Helen eyes were full of contempt. “I’ve never made any secret of my dislike of your Council and its ways. Their treatment of Abnormals is appalling, and their treatment of the Slayers is even worse. They’re children
“Vampires are not Abnormals, not the ones we fight,” he countered tiredly. It was a long-standing argument between them, and not one that would be resolved tonight.
Thankfully, she didn’t push him on that front. Instead, she said, “I understand that Quentin Travers has relieved you of your duties as Miss Summers’ Watcher.”
Giles snorted. “You mean he sacked me? Yes.” He still wished he had stepped forward and smashed his fist into the smug man’s face when he’d had the chance.
Helen nodded. “What will you do now?” she asked him. “Will you return home?”

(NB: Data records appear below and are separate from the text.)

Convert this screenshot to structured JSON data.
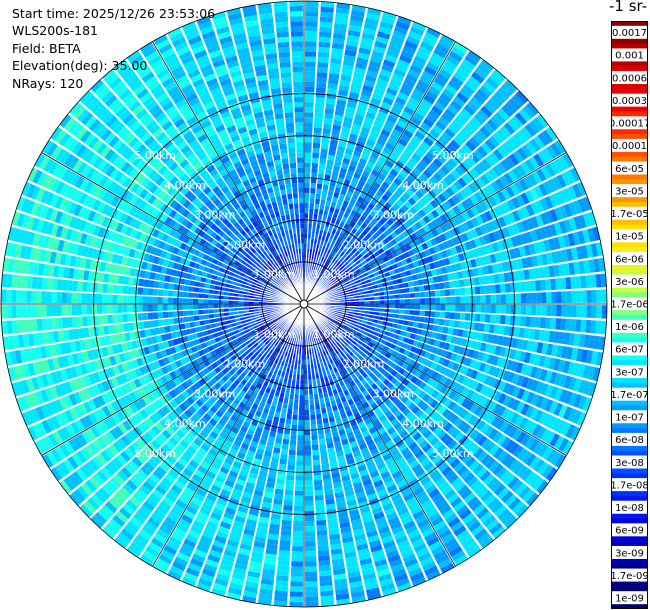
{
  "meta": {
    "start_time": "Start time: 2025/12/26 23:53:06",
    "instrument": "WLS200s-181",
    "field": "Field: BETA",
    "elevation": "Elevation(deg): 35.00",
    "nrays": "NRays: 120"
  },
  "chart_data": {
    "type": "heatmap",
    "projection": "polar",
    "title": "",
    "units_label": "-1 sr-",
    "n_rays": 120,
    "range_ring_labels": [
      "1.00km",
      "2.00km",
      "3.00km",
      "4.00km",
      "5.00km"
    ],
    "range_rings_km": [
      1,
      2,
      3,
      4,
      5
    ],
    "max_range_km": 7.2,
    "colorbar": {
      "tick_labels": [
        "0.0017",
        "0.001",
        "0.0006",
        "0.0003",
        "0.00017",
        "0.0001",
        "6e-05",
        "3e-05",
        "1.7e-05",
        "1e-05",
        "6e-06",
        "3e-06",
        "1.7e-06",
        "1e-06",
        "6e-07",
        "3e-07",
        "1.7e-07",
        "1e-07",
        "6e-08",
        "3e-08",
        "1.7e-08",
        "1e-08",
        "6e-09",
        "3e-09",
        "1.7e-09",
        "1e-09"
      ],
      "colors": [
        "#8c0000",
        "#b40000",
        "#d80000",
        "#f00000",
        "#ff2800",
        "#ff5000",
        "#ff7800",
        "#ff9600",
        "#ffbe00",
        "#ffe000",
        "#f0f020",
        "#c8ff3c",
        "#80ff80",
        "#40ffbf",
        "#14fff0",
        "#00e6ff",
        "#00c0ff",
        "#009cff",
        "#0078ff",
        "#0050ff",
        "#0032ff",
        "#0018f0",
        "#0000dc",
        "#0000b4",
        "#00008c",
        "#000064"
      ]
    },
    "field_levels": {
      "near_range": "3e-08",
      "mid_range": "1.7e-07",
      "far_range_west": "6e-07"
    }
  }
}
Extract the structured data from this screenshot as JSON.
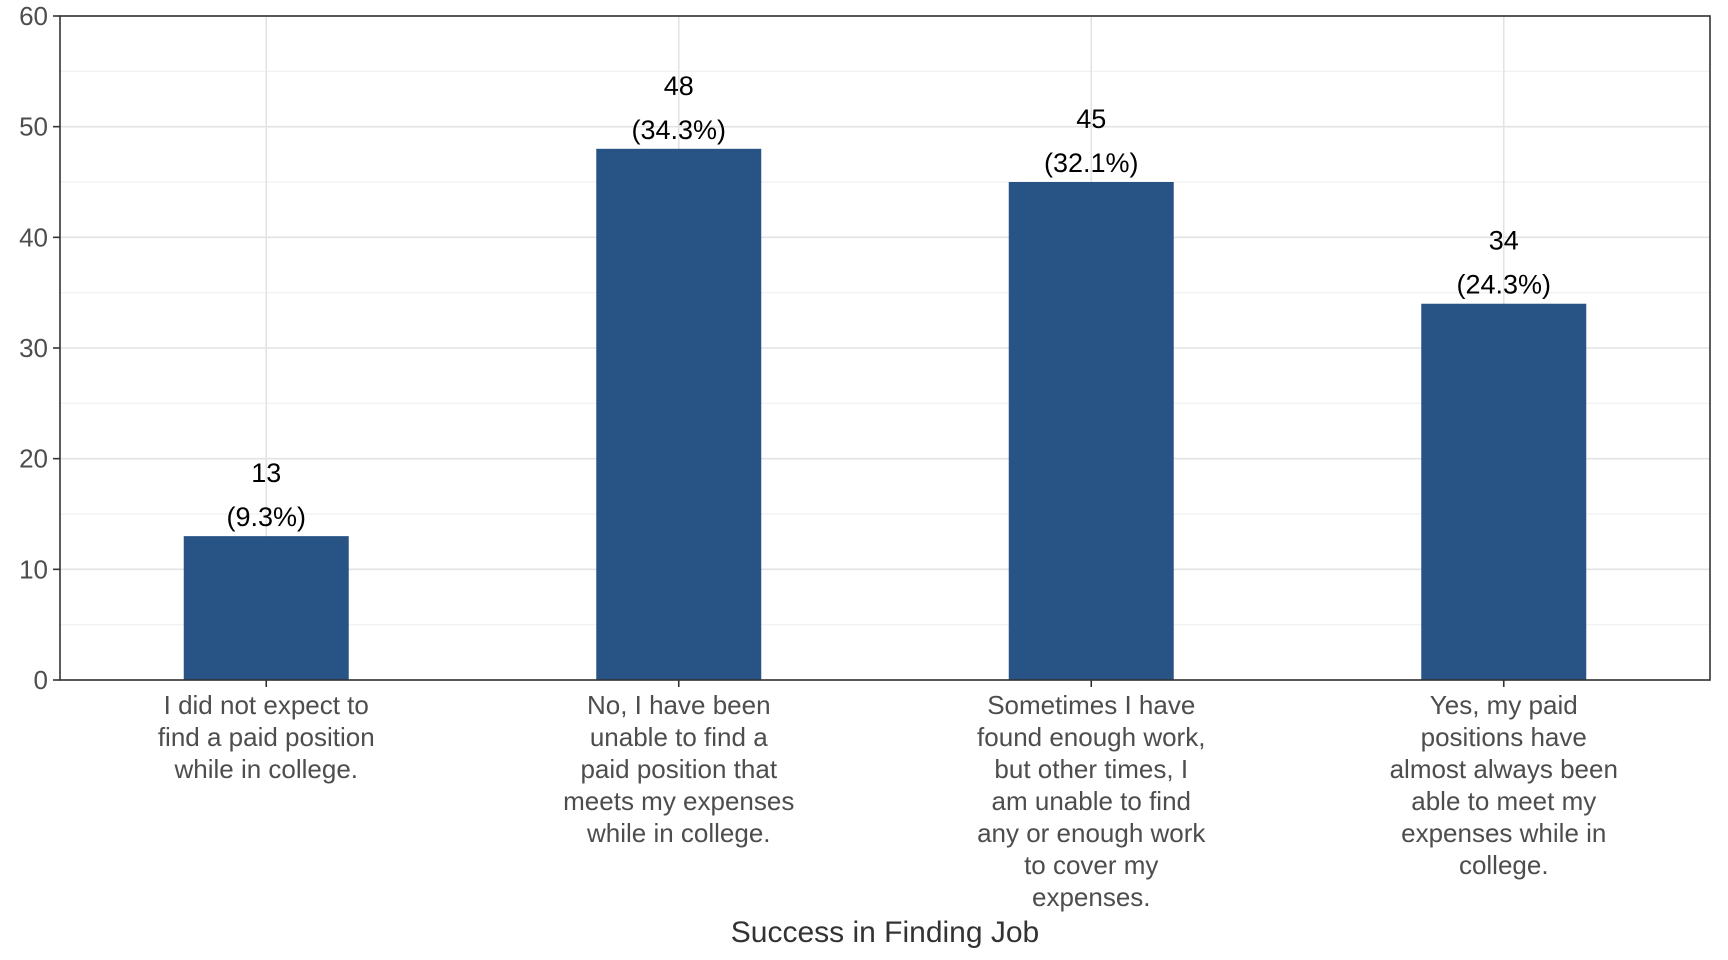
{
  "chart_data": {
    "type": "bar",
    "title": "",
    "xlabel": "Success in Finding Job",
    "ylabel": "",
    "ylim": [
      0,
      60
    ],
    "yticks": [
      "0",
      "10",
      "20",
      "30",
      "40",
      "50",
      "60"
    ],
    "grid": true,
    "legend": "none",
    "bar_color": "#285385",
    "categories": [
      [
        "I did not expect to",
        "find a paid position",
        "while in college."
      ],
      [
        "No, I have been",
        "unable to find a",
        "paid position that",
        "meets my expenses",
        "while in college."
      ],
      [
        "Sometimes I have",
        "found enough work,",
        "but other times, I",
        "am unable to find",
        "any or enough work",
        "to cover my",
        "expenses."
      ],
      [
        "Yes, my paid",
        "positions have",
        "almost always been",
        "able to meet my",
        "expenses while in",
        "college."
      ]
    ],
    "values": [
      13,
      48,
      45,
      34
    ],
    "data_labels": [
      [
        "13",
        "(9.3%)"
      ],
      [
        "48",
        "(34.3%)"
      ],
      [
        "45",
        "(32.1%)"
      ],
      [
        "34",
        "(24.3%)"
      ]
    ]
  }
}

He blinked. The thought of returning to England hadn’t even occurred to him, not when Quentin had fired him, and not now. Giles shook his head. It wasn’t an option, and he said as much. “No matter what the Council says or does, so long as Buffy wants me here, I will not leave her,” he declared.
Of course, he wondered how long that would be. After Quentin had left them alone in the library, Buffy had let him clean her wounds, hadn’t flinched away from his touch as she had when he had first revealed what he had done to her. They hadn’t said anything that entire time, but her eyes had barely left him as he worked, intense and frightened. Still, she was worn out, physically and emotionally. It could very well be that she would appear in the library on Monday morning to tell him to stay away from her, something that made his heart clench in grief.
The idea that Buffy might truly hate him was a terrifying one.
Helen nodded and finally straightened up from leaning against the wall. “I’ll be going, then,” she said. “I wish you luck with your Slayer.” She took a step toward the door, but then stopped and faced Giles again. “Remember, Rupert - you will always have a place with the Sanctuary Network if you wish it. Someone of your skills and knowledge would be invaluable there.”
Giles couldn’t help but smile his thanks to her, despite his morose mood. “How many times will you make me that offer, Helen?” he asked.
She smirked, brushing her long, dark hair out of blue eyes that promised so much more. “For as long as you need it, my friend.”